Le terme courant désigne le registre d’objets mobiliers prévu par le Code pénal. Le dispositif vise la traçabilité des biens d’occasion et l’identification de la personne qui les a vendus, apportés à l’échange ou remis en dépôt.
Quelles informations doivent être structurées ?
Les articles R.321-3 à R.321-5 prévoient notamment les informations d’identité du vendeur ou de son représentant, les références de la pièce d’identité, la nature, la provenance et la description du bien, ainsi que son prix d’achat et son mode de règlement. La description doit reprendre les éléments qui servent à identifier l’objet, notamment ses numéros de série : dans le cas d’un véhicule, le VIN devient donc une information centrale de traçabilité.
Identité et coordonnées ; pour une personne morale, dénomination, siège et représentant ayant réalisé l’opération.
Nature, numéro, date de délivrance et autorité émettrice selon les mentions prévues par le Code pénal.
Description suffisamment précise pour l’identifier : marque, modèle, immatriculation, VIN et autres caractéristiques utiles.
Prix d’achat et mode de règlement ; estimation de la valeur lorsqu’il ne s’agit pas d’un achat classique.
Papier ou registre numérique ?
Le Code pénal prévoit qu’un traitement automatisé peut remplacer le registre physique coté et paraphé. Dans ce cas, le système doit garantir l’intégrité, l’intangibilité et la sécurité des données enregistrées. Les données du registre automatisé doivent être conservées dix ans à compter de leur enregistrement ; le registre physique est conservé cinq ans à compter de sa clôture.
Ne pas mélanger livre de police, stock et comptabilité
Le registre répond à une obligation de traçabilité.

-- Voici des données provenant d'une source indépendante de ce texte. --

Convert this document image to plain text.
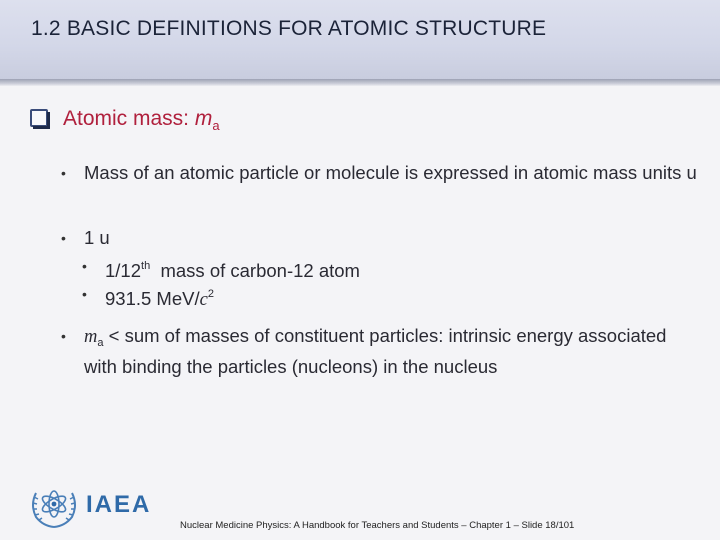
1.2 BASIC DEFINITIONS FOR ATOMIC STRUCTURE
Atomic mass: $m_a$
• Mass of an atomic particle or molecule is expressed in atomic mass units u
• 1 u
• 1/12th  mass of carbon-12 atom
• 931.5 MeV/$c^2$
• $m_a$ < sum of masses of constituent particles: intrinsic energy associated with binding the particles (nucleons) in the nucleus
IAEA
Nuclear Medicine Physics: A Handbook for Teachers and Students – Chapter 1 – Slide 18/101
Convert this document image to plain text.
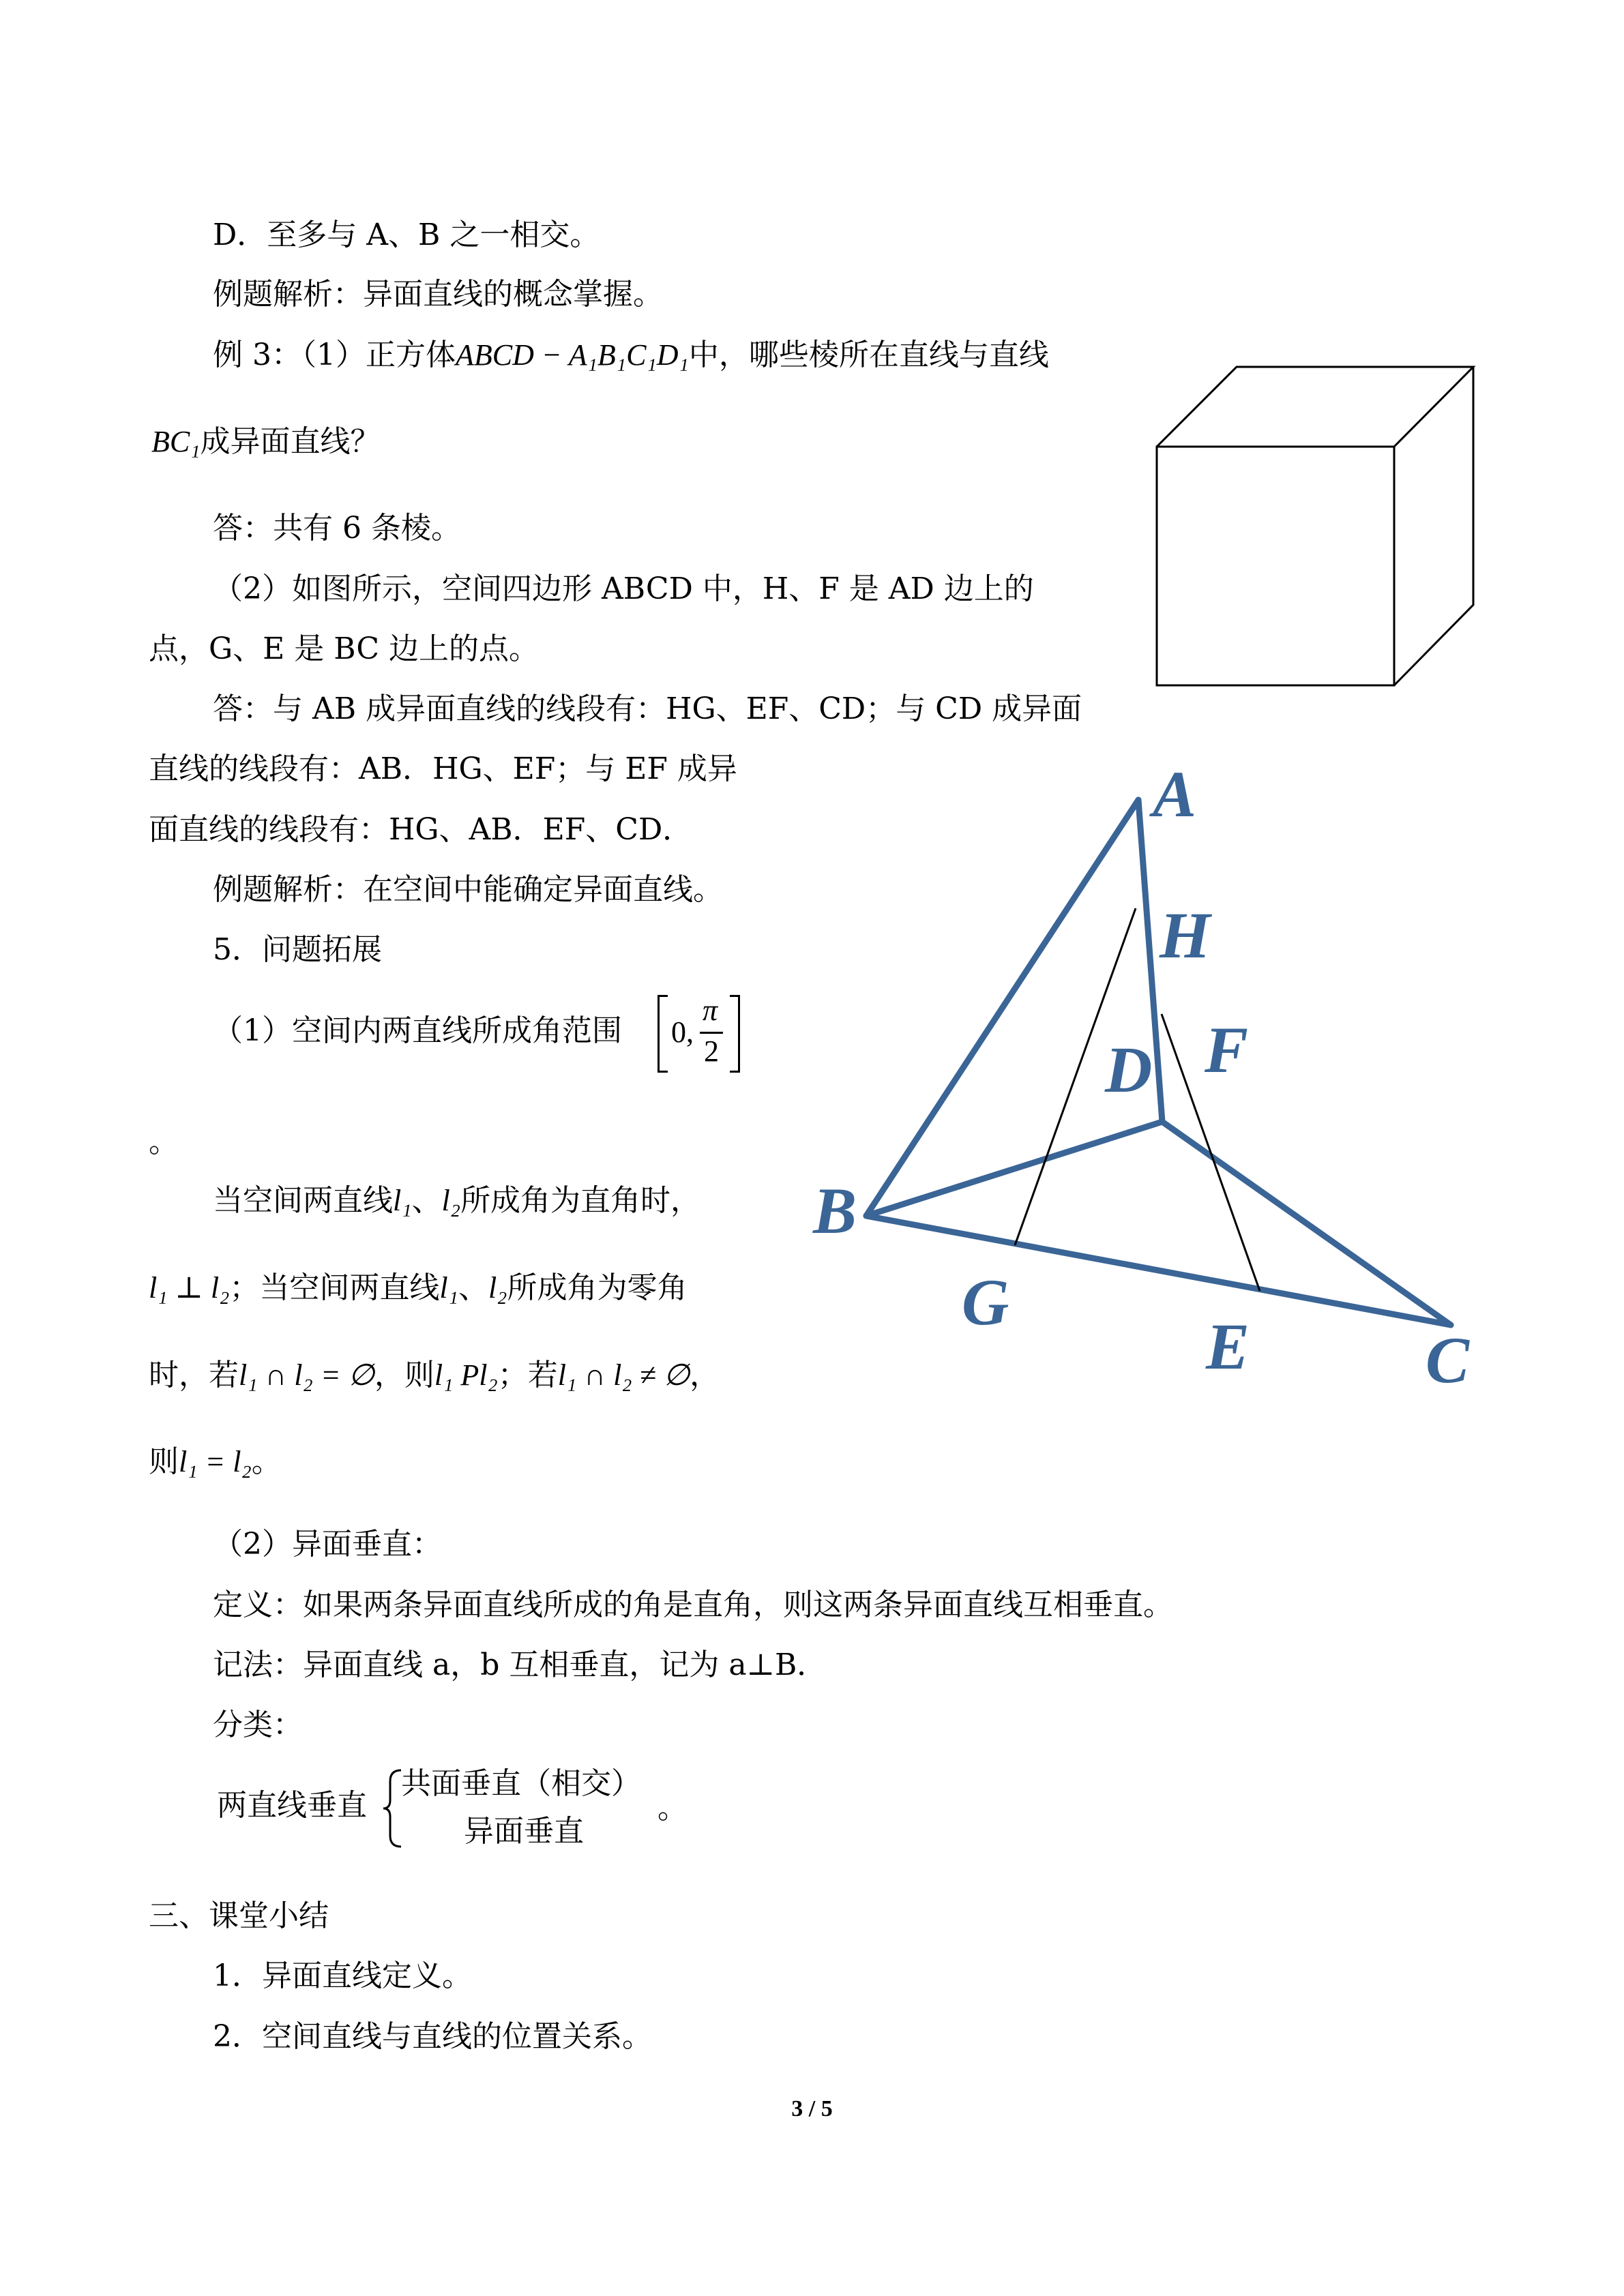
D．至多与 A、B 之一相交。
例题解析：异面直线的概念掌握。
例 3：（1）正方体ABCD − A₁B₁C₁D₁中，哪些棱所在直线与直线
BC₁成异面直线？
答：共有 6 条棱。
（2）如图所示，空间四边形 ABCD 中，H、F 是 AD 边上的
点，G、E 是 BC 边上的点。
答：与 AB 成异面直线的线段有：HG、EF、CD；与 CD 成异面
直线的线段有：AB．HG、EF；与 EF 成异
面直线的线段有：HG、AB．EF、CD．
例题解析：在空间中能确定异面直线。
5．问题拓展
（1）空间内两直线所成角范围 0,
π
2
。
当空间两直线l₁、l₂所成角为直角时，
l₁ ⊥ l₂；当空间两直线l₁、l₂所成角为零角
时，若l₁ ∩ l₂ = ∅，则l₁ Pl₂；若l₁ ∩ l₂ ≠ ∅，
则l₁ = l₂。
（2）异面垂直：
定义：如果两条异面直线所成的角是直角，则这两条异面直线互相垂直。
记法：异面直线 a，b 互相垂直，记为 a⊥B．
分类：
两直线垂直
共面垂直（相交）
异面垂直
。
三、课堂小结
1．异面直线定义。
2．空间直线与直线的位置关系。
A
H
F
D
B
G
E	C
3 / 5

Le suivi de stock sert à piloter les jours d’immobilisation et la rotation ; la comptabilité et la TVA déterminent le traitement financier et fiscal de l’achat-revente. Un bon système relie ces trois sujets sans les confondre.
Checklist d’entrée d’un véhicule VO
- Identifier précisément le vendeur et conserver les références requises.
- Identifier le véhicule avec des éléments non ambigus, dont le VIN.
- Enregistrer la date d’entrée, le prix et le mode de règlement.
- Créer en parallèle la fiche de stock avec prix d’achat, frais prévus et marge cible.
- Qualifier le traitement de TVA avec votre solution comptable ou votre expert-comptable.